In one of the most humiliating moments yet for Donald Trump’s post-presidency influence, two of his most loyal conservative allies—Fox News host Laura Ingraham and the editorial board of the National Review—have openly rebuked his latest political obsession: undoing President Biden’s pardons.
Under Trump’s direct orders, the MAGA-led House Oversight Committee has spent months conducting a legally hollow investigation into Biden’s use of presidential clemency. Their conclusion? That dozens of Biden’s pardons are “null and void.” Their authority to make such a declaration? None whatsoever.

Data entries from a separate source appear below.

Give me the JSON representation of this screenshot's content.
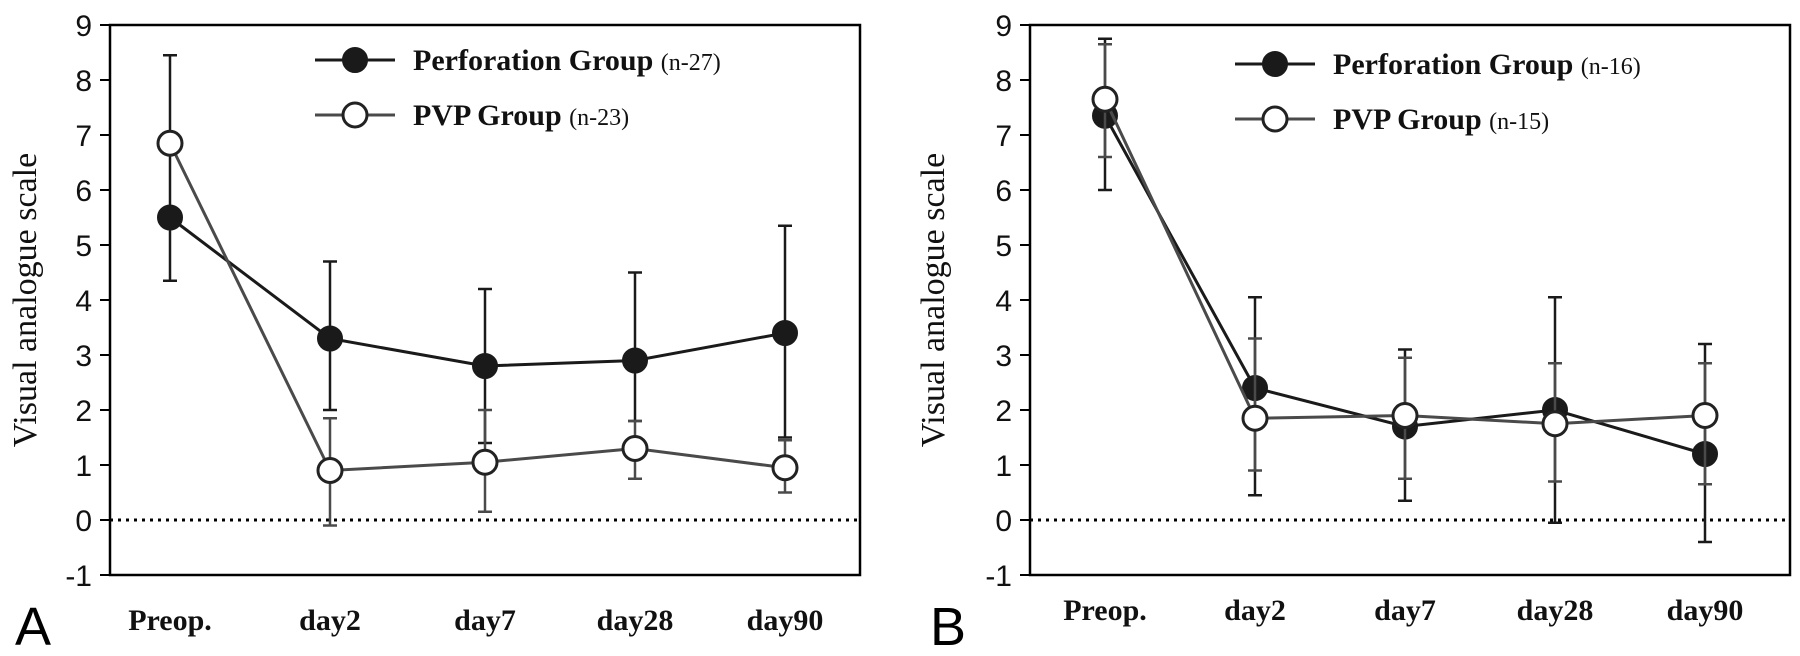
{
  "chart_data": [
    {
      "type": "line",
      "panel_label": "A",
      "ylabel": "Visual analogue scale",
      "categories": [
        "Preop.",
        "day2",
        "day7",
        "day28",
        "day90"
      ],
      "ylim": [
        -1,
        9
      ],
      "yticks": [
        -1,
        0,
        1,
        2,
        3,
        4,
        5,
        6,
        7,
        8,
        9
      ],
      "reference_line": 0,
      "legend_position": "top-right",
      "series": [
        {
          "name": "Perforation Group",
          "n_label": "(n-27)",
          "marker": "filled",
          "color": "#1a1a1a",
          "values": [
            5.5,
            3.3,
            2.8,
            2.9,
            3.4
          ],
          "error_low": [
            4.35,
            2.0,
            1.4,
            1.8,
            1.5
          ],
          "error_high": [
            8.45,
            4.7,
            4.2,
            4.5,
            5.35
          ]
        },
        {
          "name": "PVP Group",
          "n_label": "(n-23)",
          "marker": "open",
          "color": "#4a4a4a",
          "values": [
            6.85,
            0.9,
            1.05,
            1.3,
            0.95
          ],
          "error_low": [
            6.85,
            -0.1,
            0.15,
            0.75,
            0.5
          ],
          "error_high": [
            6.85,
            1.85,
            2.0,
            1.8,
            1.45
          ]
        }
      ]
    },
    {
      "type": "line",
      "panel_label": "B",
      "ylabel": "Visual analogue scale",
      "categories": [
        "Preop.",
        "day2",
        "day7",
        "day28",
        "day90"
      ],
      "ylim": [
        -1,
        9
      ],
      "yticks": [
        -1,
        0,
        1,
        2,
        3,
        4,
        5,
        6,
        7,
        8,
        9
      ],
      "reference_line": 0,
      "legend_position": "top-right",
      "series": [
        {
          "name": "Perforation Group",
          "n_label": "(n-16)",
          "marker": "filled",
          "color": "#1a1a1a",
          "values": [
            7.35,
            2.4,
            1.7,
            2.0,
            1.2
          ],
          "error_low": [
            6.0,
            0.45,
            0.35,
            -0.05,
            -0.4
          ],
          "error_high": [
            8.75,
            4.05,
            3.1,
            4.05,
            3.2
          ]
        },
        {
          "name": "PVP Group",
          "n_label": "(n-15)",
          "marker": "open",
          "color": "#4a4a4a",
          "values": [
            7.65,
            1.85,
            1.9,
            1.75,
            1.9
          ],
          "error_low": [
            6.6,
            0.9,
            0.75,
            0.7,
            0.65
          ],
          "error_high": [
            8.65,
            3.3,
            2.95,
            2.85,
            2.85
          ]
        }
      ]
    }
  ]
}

What might have been another partisan headline quickly became a national embarrassment. On live television, Laura Ingraham—normally a staunch defender of Trump—delivered a pointed reality check to Oversight Chair James Comer, effectively dismantling the committee’s argument in real time.
“You can say they’re null and void all you want,” Ingraham said, “but there’s no legal mechanism for that. No court is going to touch the president’s pardon power. This is political noise, not law.”
Comer visibly deflated. For weeks, he had been acting as Trump’s proxy, leading a futile crusade to retroactively invalidate Biden’s pardons—some of which Trump claims shielded political opponents like Dr. Anthony Fauci or former congressmen Adam Schiff and Adam Kinzinger.
But even conservative legal experts agree with Ingraham. As CNN analyst Joey Jackson bluntly summarized, “Congress cannot reverse a presidential pardon. Never in the history of the republic has one been revoked.” The power of clemency, enshrined in Article II of the U.S. Constitution, is absolute.
The National Review, no friend to President Biden, reached the same conclusion in an editorial titled “The Outrageous Biden Autopen Scandal.” The publication accused Biden’s team of using an autopen—a mechanical signature device—to approve pardons while suggesting he was in cognitive decline. Yet despite this harsh framing, even the Review conceded the GOP’s crusade was legally meaningless:
“Acts of presidential clemency are final. As scandalous as mass commutations for the undeserving may be, nothing can undo them.”
That single sentence undercut months of MAGA rhetoric. The Review even acknowledged that Biden personally authorized the pardons “broadly speaking,” and that Trump himself had abused clemency “no less egregiously.”
The Wall Street Journal, Fox News’s sister outlet, echoed the sentiment. Their coverage noted that presidents of both parties—including Trump—have long used autopens for routine signatures. Legal scholars interviewed by the paper were unequivocal: there is no constitutional mechanism to invalidate a validly issued pardon.
Even the Biden White House, which rarely engages with such partisan attacks, issued a pointed statement:
“President Biden made the decisions of his presidency. There was no conspiracy, no cover-up, and no wrongdoing. Congressional Republicans should stop focusing on political retribution and instead work to end the government shutdown.”
For once, even Fox’s primetime lineup couldn’t spin this story. Ingraham’s on-air skepticism sent a rare signal of dissent inside Trumpworld. Her refusal to indulge the fantasy of “nullified pardons” effectively acknowledged what legal scholars, editors, and even conservative pundits agree upon: Trump’s vendetta has no basis in law.
Representative Robert Garcia, the top Democrat on the Oversight Committee, summarized the moment succinctly:
“While House Republicans obsess over President Biden’s health, they’re ripping away health care from 17 million Americans. The only person’s health they seem to care about is Joe Biden’s.”
In other words, while Trump’s allies chase phantoms, the real crises—governance, healthcare, and a looming government shutdown—go unaddressed.
Even among conservatives, there’s a growing recognition that Trump’s vengeful theatrics have become a political liability. When Laura Ingraham and the National Review—two of the most dependable voices on the right—are publicly contradicting the MAGA narrative, it’s more than a rift. It’s a reckoning.
Trump’s order to “undo Biden’s pardons” may go down as one of his most absurd political stunts yet—one so flimsy that even his own media allies refuse to carry it.